2024 Physics Oral Defense: Angular Momentum in Gravitational and Electromagnetic Scattering

Kunal Lobo, Physics Graduate Student

When

1 to 2 p.m., May 3, 2024

Where

Abstract: Conservation laws are of fundamental importance in physics. In special relativity, the well known conserved quantity of angular momentum is paired with a lesser known conserved quantity we call "mass moment", which reduces to center of mass in the Newtonian limit. In general relativity, there are severe difficulties even defining angular momentum and mass moment, especially in the context of radiation. The goal of this thesis is to better understand the nature of these conserved quantities in relativistic physics. 
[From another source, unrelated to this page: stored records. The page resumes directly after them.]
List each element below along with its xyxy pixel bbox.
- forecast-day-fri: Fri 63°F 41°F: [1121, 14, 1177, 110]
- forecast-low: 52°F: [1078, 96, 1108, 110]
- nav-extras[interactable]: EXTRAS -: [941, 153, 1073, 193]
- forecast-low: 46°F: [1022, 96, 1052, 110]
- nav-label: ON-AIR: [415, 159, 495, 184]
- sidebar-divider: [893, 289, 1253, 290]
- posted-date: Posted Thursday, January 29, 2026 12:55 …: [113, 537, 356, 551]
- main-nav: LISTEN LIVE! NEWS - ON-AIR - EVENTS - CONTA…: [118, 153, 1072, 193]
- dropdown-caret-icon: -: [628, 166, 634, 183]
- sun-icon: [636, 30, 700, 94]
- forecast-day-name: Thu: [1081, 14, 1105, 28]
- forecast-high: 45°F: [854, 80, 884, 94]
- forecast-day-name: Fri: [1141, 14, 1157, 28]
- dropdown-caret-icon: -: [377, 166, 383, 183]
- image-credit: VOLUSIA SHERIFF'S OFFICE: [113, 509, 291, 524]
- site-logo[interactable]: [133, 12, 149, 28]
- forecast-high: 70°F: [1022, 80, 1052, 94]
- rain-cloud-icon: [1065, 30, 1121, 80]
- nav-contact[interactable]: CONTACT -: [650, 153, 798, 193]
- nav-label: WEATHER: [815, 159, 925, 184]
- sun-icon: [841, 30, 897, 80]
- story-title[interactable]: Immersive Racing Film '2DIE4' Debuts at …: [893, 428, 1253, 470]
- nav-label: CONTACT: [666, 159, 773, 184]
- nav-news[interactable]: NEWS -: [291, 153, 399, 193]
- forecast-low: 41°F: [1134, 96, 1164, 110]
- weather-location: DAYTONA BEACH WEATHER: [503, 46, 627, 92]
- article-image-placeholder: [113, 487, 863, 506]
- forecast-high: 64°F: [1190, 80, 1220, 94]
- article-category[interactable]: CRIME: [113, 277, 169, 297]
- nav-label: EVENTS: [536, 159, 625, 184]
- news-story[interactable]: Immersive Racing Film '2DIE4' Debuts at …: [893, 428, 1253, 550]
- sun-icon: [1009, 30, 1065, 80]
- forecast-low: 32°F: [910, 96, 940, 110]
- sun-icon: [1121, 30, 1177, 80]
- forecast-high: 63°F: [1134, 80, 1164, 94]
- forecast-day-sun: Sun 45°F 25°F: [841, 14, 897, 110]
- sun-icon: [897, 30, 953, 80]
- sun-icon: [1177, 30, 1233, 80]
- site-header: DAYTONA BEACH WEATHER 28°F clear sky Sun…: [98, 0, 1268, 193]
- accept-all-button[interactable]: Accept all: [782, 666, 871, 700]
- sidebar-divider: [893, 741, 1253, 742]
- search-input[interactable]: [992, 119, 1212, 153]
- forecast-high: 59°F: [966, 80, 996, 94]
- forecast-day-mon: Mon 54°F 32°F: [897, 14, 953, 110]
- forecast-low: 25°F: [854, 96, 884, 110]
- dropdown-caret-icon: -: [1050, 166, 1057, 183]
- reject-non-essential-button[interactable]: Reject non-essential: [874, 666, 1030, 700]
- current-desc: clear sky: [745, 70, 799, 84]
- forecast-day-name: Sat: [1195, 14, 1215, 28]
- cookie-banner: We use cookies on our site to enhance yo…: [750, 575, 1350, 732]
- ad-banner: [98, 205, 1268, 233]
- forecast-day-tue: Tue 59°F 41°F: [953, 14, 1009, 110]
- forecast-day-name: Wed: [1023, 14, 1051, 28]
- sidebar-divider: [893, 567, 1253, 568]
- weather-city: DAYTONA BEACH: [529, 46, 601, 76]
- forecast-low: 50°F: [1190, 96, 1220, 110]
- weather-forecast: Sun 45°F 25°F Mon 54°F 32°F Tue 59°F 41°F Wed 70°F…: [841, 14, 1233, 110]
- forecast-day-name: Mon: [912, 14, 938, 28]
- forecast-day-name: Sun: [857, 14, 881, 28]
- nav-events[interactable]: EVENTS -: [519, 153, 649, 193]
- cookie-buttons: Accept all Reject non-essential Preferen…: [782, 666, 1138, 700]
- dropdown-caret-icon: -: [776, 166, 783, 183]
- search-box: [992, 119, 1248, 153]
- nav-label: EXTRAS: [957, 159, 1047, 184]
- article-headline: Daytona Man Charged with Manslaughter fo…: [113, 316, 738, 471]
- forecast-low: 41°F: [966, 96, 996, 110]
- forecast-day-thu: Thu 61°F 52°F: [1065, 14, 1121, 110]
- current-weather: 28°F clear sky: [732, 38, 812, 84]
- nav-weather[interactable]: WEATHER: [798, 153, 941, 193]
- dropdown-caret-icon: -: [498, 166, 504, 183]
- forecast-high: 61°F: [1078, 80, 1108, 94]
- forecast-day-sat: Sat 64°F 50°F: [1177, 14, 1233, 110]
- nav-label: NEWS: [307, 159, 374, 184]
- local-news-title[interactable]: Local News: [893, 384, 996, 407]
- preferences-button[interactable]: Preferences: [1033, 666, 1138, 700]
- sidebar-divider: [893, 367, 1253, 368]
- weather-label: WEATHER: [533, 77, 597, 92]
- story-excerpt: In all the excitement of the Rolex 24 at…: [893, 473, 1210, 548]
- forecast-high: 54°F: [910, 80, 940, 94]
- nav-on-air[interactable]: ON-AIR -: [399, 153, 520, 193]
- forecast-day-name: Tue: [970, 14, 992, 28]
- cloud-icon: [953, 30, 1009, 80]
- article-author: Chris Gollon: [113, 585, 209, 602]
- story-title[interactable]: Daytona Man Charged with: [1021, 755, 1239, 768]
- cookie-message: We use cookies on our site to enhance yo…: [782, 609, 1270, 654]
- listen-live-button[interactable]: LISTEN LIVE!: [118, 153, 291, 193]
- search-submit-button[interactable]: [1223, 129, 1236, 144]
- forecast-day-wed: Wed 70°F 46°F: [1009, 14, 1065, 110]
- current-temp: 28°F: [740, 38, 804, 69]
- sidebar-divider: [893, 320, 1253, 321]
To gain insight, we will study the specific problem of weak-field, two-body, perturbative scattering for both gravity and electromagnetism. This problem is simple enough to be analytically tractable but complex enough to feature the radiation of angular momentum and mass moment. Previous calculations show that angular momentum is radiated at a perturbative order before energy and momentum.  We calculate the full trajectories and find that the change in mechanical angular momentum of the two-particle system exactly balances the radiated angular momentum. We also calculate the shift in mass moment (a "scoot") for the first time.  However, we find a naive mismatch between the mechanical and radiated mass moment, which is reconciled by ensuring consistent choices of time slicing and asymptotic reference frame.  There results establish a firm foundation for understanding angular momentum transfer in relativistic scattering.